我有一个看起来像
的rdd[u'1,0,0,0,0,0,0,0,1,2013,52,0,4,1,0',
u'1,0,0,0,1,1,0,1,1,2012,49,1,1,0,1',
u'1,0,0,0,1,1,0,0,1,2012,49,1,1,0,1',
u'0,1,0,0,0,0,1,1,1,2014,45,0,0,1,0']
有没有办法获得三个单独的rdds,比如根据年份列值制作过滤器?
[u'1,0,0,0,0,0,0,0,1,2013,52,0,4,1,0']
和
[ u'1,0,0,0,1,1,0,1,1,2012,49,1,1,0,1',
u'1,0,0,0,1,1,0,0,1,2012,49,1,1,0,1']
和
[u'0,1,0,0,0,0,1,1,1,2014,45,0,0,1,0']
答案 0 :(得分:3)
这是使用groupBy
的一种方式,并假设您的原始RDD具有变量名称rdd
:
rdd = rdd.groupBy(lambda x: x.split(",")[9])
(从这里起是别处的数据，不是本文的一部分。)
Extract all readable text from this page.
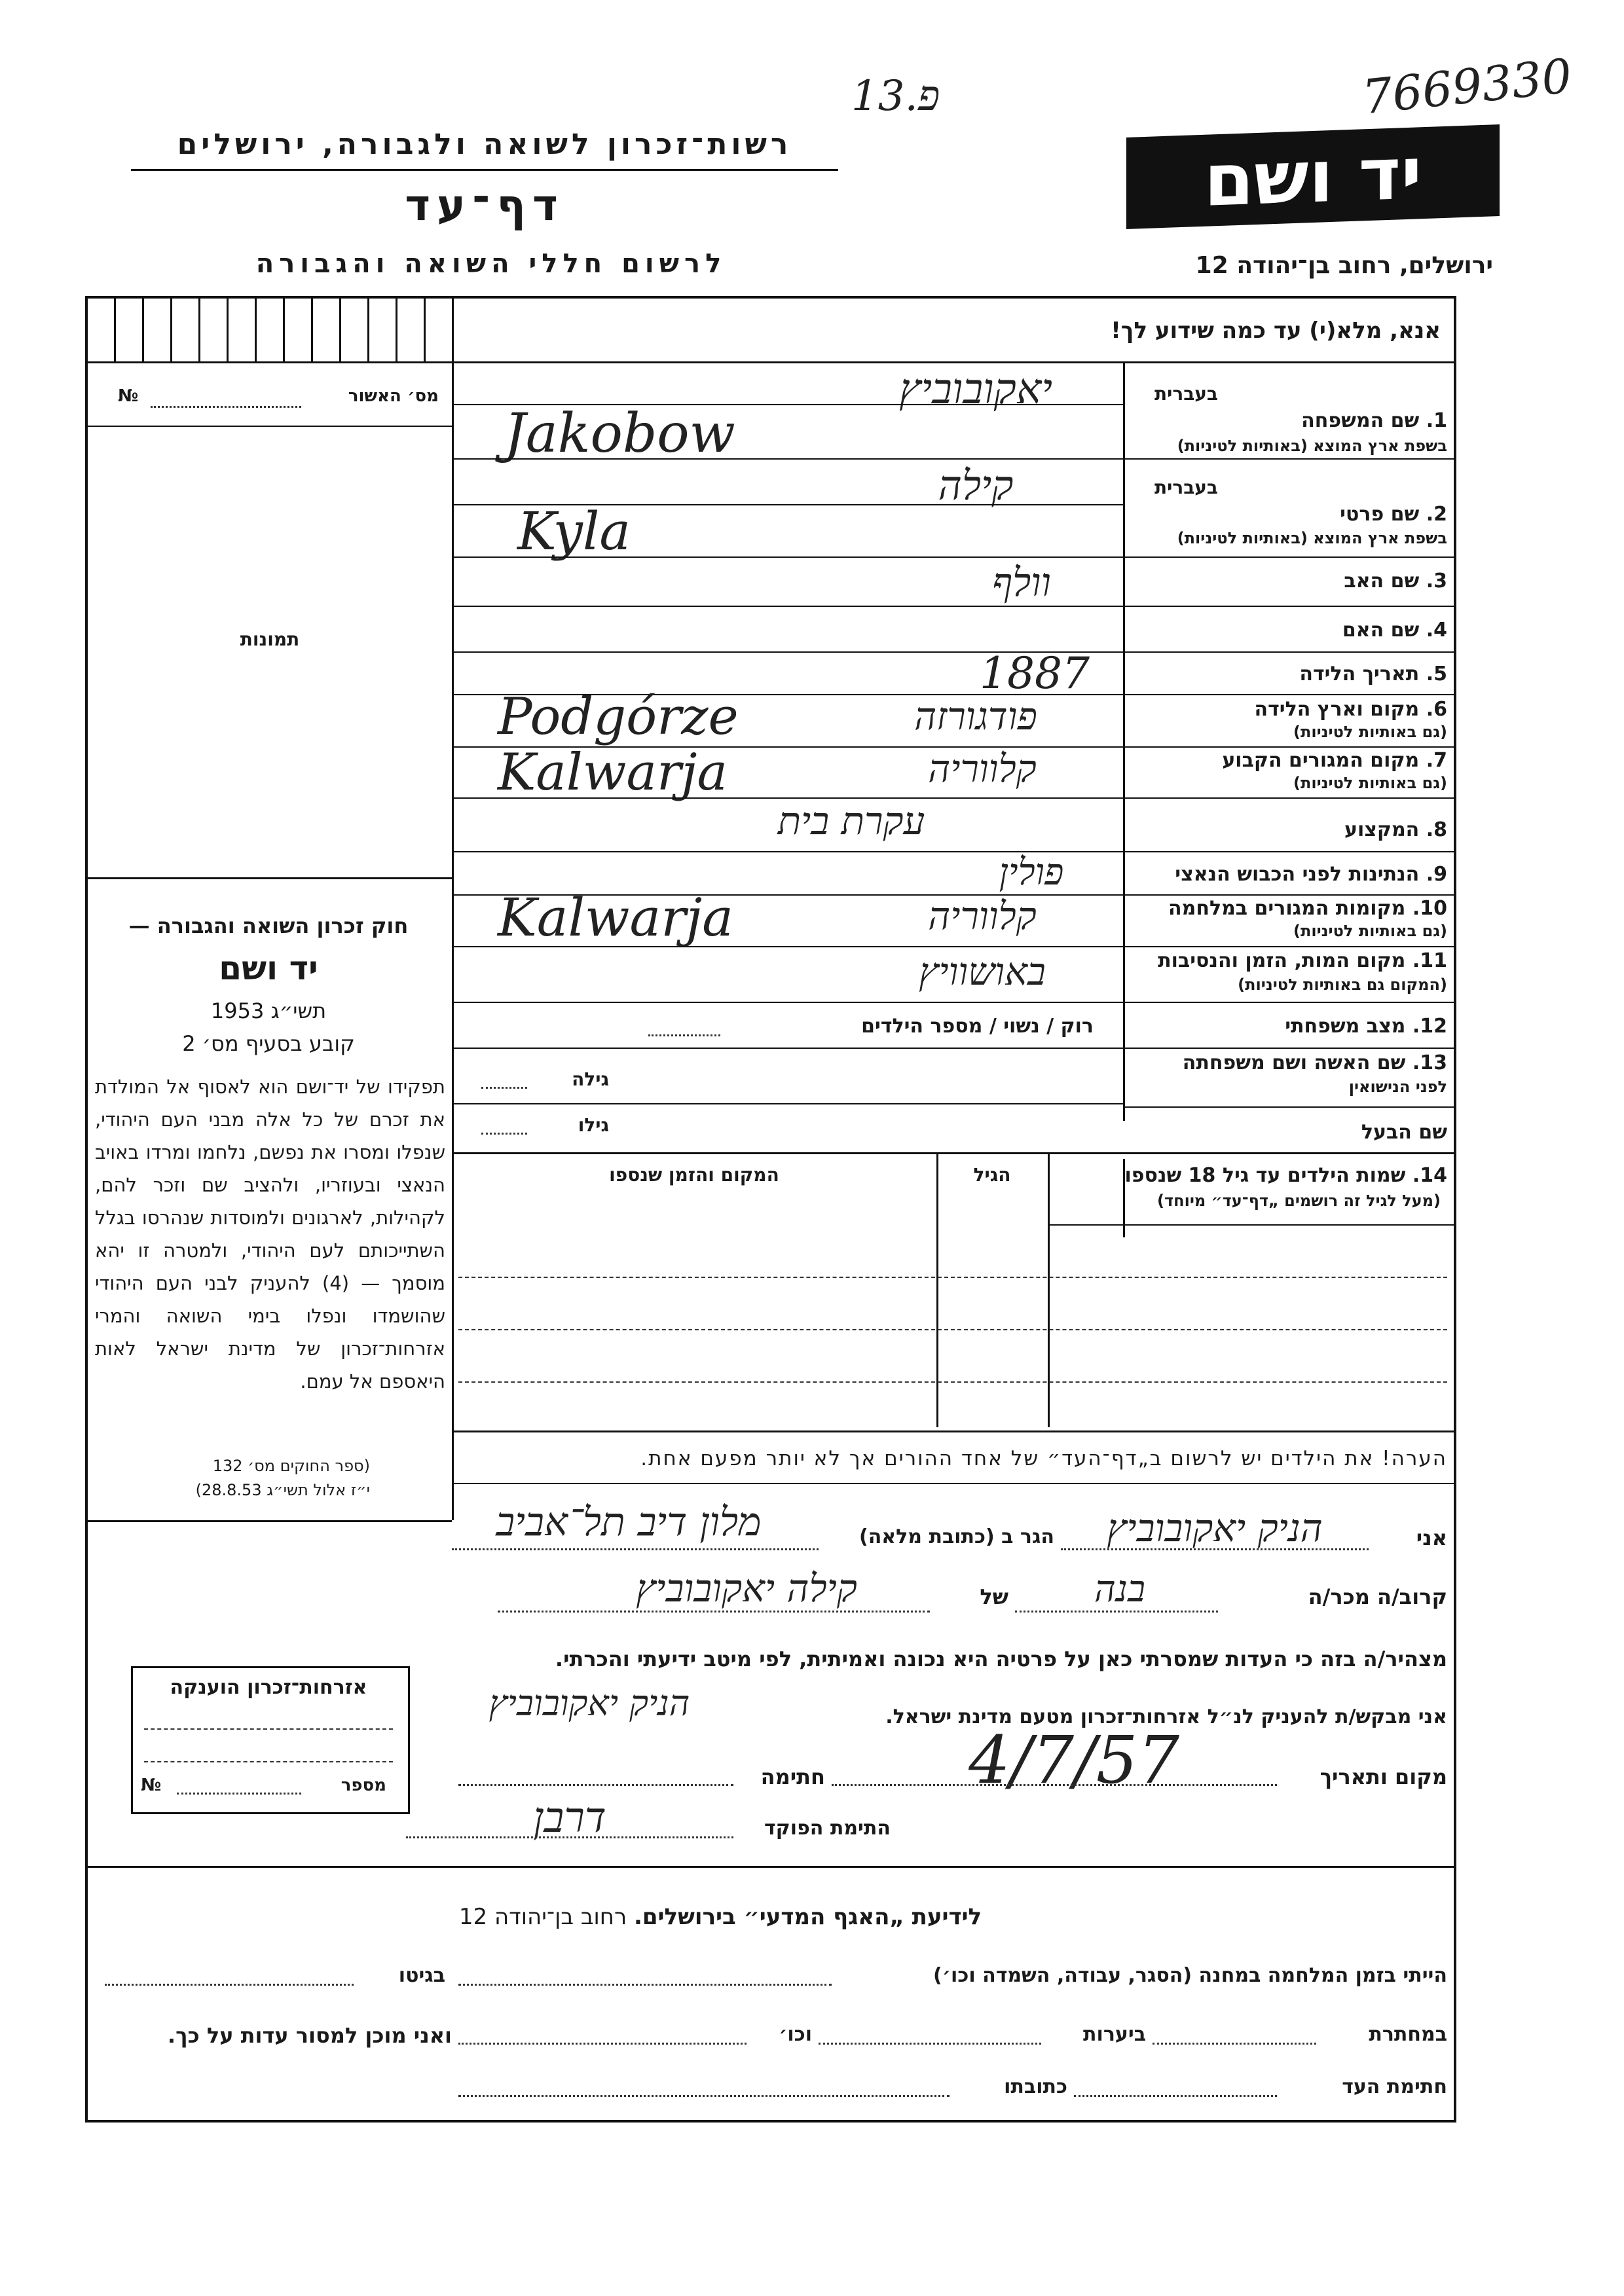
13.פ	7669330
רשות־זכרון לשואה ולגבורה, ירושלים
דף־עד
לרשום חללי השואה והגבורה
יד ושם
ירושלים, רחוב בן־יהודה 12
אנא, מלא(י) עד כמה שידוע לך!
מס׳ האשור
№
תמונות
חוק זכרון השואה והגבורה —
יד ושם
תשי״ג 1953
קובע בסעיף מס׳ 2
תפקידו של יד־ושם הוא לאסוף אל המולדת את זכרם של כל אלה מבני העם היהודי, שנפלו ומסרו את נפשם, נלחמו ומרדו באויב הנאצי ובעוזריו, ולהציב שם וזכר להם, לקהילות, לארגונים ולמוסדות שנהרסו בגלל השתייכותם לעם היהודי, ולמטרה זו יהא מוסמך — (4) להעניק לבני העם היהודי שהושמדו ונפלו בימי השואה והמרי אזרחות־זכרון של מדינת ישראל לאות היאספם אל עמם.
(ספר החוקים מס׳ 132
י״ז אלול תשי״ג 28.8.53)
בעברית
1. שם המשפחה
בשפת ארץ המוצא (באותיות לטיניות)
יאקובוביץ
Jakobow
בעברית
2. שם פרטי
בשפת ארץ המוצא (באותיות לטיניות)
קילה
Kyla
3. שם האב
וולף
4. שם האם
5. תאריך הלידה
1887
6. מקום וארץ הלידה
(גם באותיות לטיניות)
Podgórze	פודגורזה
7. מקום המגורים הקבוע
(גם באותיות לטיניות)
Kalwarja	קלווריה
8. המקצוע
עקרת בית
9. הנתינות לפני הכבוש הנאצי
פולין
10. מקומות המגורים במלחמה
(גם באותיות לטיניות)
Kalwarja	קלווריה
11. מקום המות, הזמן והנסיבות
(המקום גם באותיות לטיניות)
באושוויץ
12. מצב משפחתי
רוק / נשוי / מספר הילדים
13. שם האשה ושם משפחתה
לפני הנישואין
גילה
שם הבעל
גילו
14. שמות הילדים עד גיל 18 שנספו
(מעל לגיל זה רושמים „דף־עד״ מיוחד)
הגיל
המקום והזמן שנספו
הערה! את הילדים יש לרשום ב„דף־העד״ של אחד ההורים אך לא יותר מפעם אחת.
אני
הניק יאקובוביץ
הגר ב (כתובת מלאה)
מלון דיב תל־אביב
קרוב/ה מכר/ה
בנה
של
קילה יאקובוביץ
מצהיר/ה בזה כי העדות שמסרתי כאן על פרטיה היא נכונה ואמיתית, לפי מיטב ידיעתי והכרתי.
אזרחות־זכרון הוענקה
מספר
№
אני מבקש/ת להעניק לנ״ל אזרחות־זכרון מטעם מדינת ישראל.
הניק יאקובוביץ
מקום ותאריך
4/7/57
חתימה
התימת הפוקד
דרבן
לידיעת „האגף המדעי״ בירושלים. רחוב בן־יהודה 12
הייתי בזמן המלחמה במחנה (הסגר, עבודה, השמדה וכו׳)
בגיטו
במחתרת
ביערות
וכו׳
ואני מוכן למסור עדות על כך.
חתימת העד
כתובתו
new_rdds = [sc.parallelize(x[1]) for x in rdd.collect()]
for x in new_rdds:
print x.collect()
答案 1 :(得分:1)
There's a better solution than this.I learned many things working on this and wasted so much of time couldn't resist to post it.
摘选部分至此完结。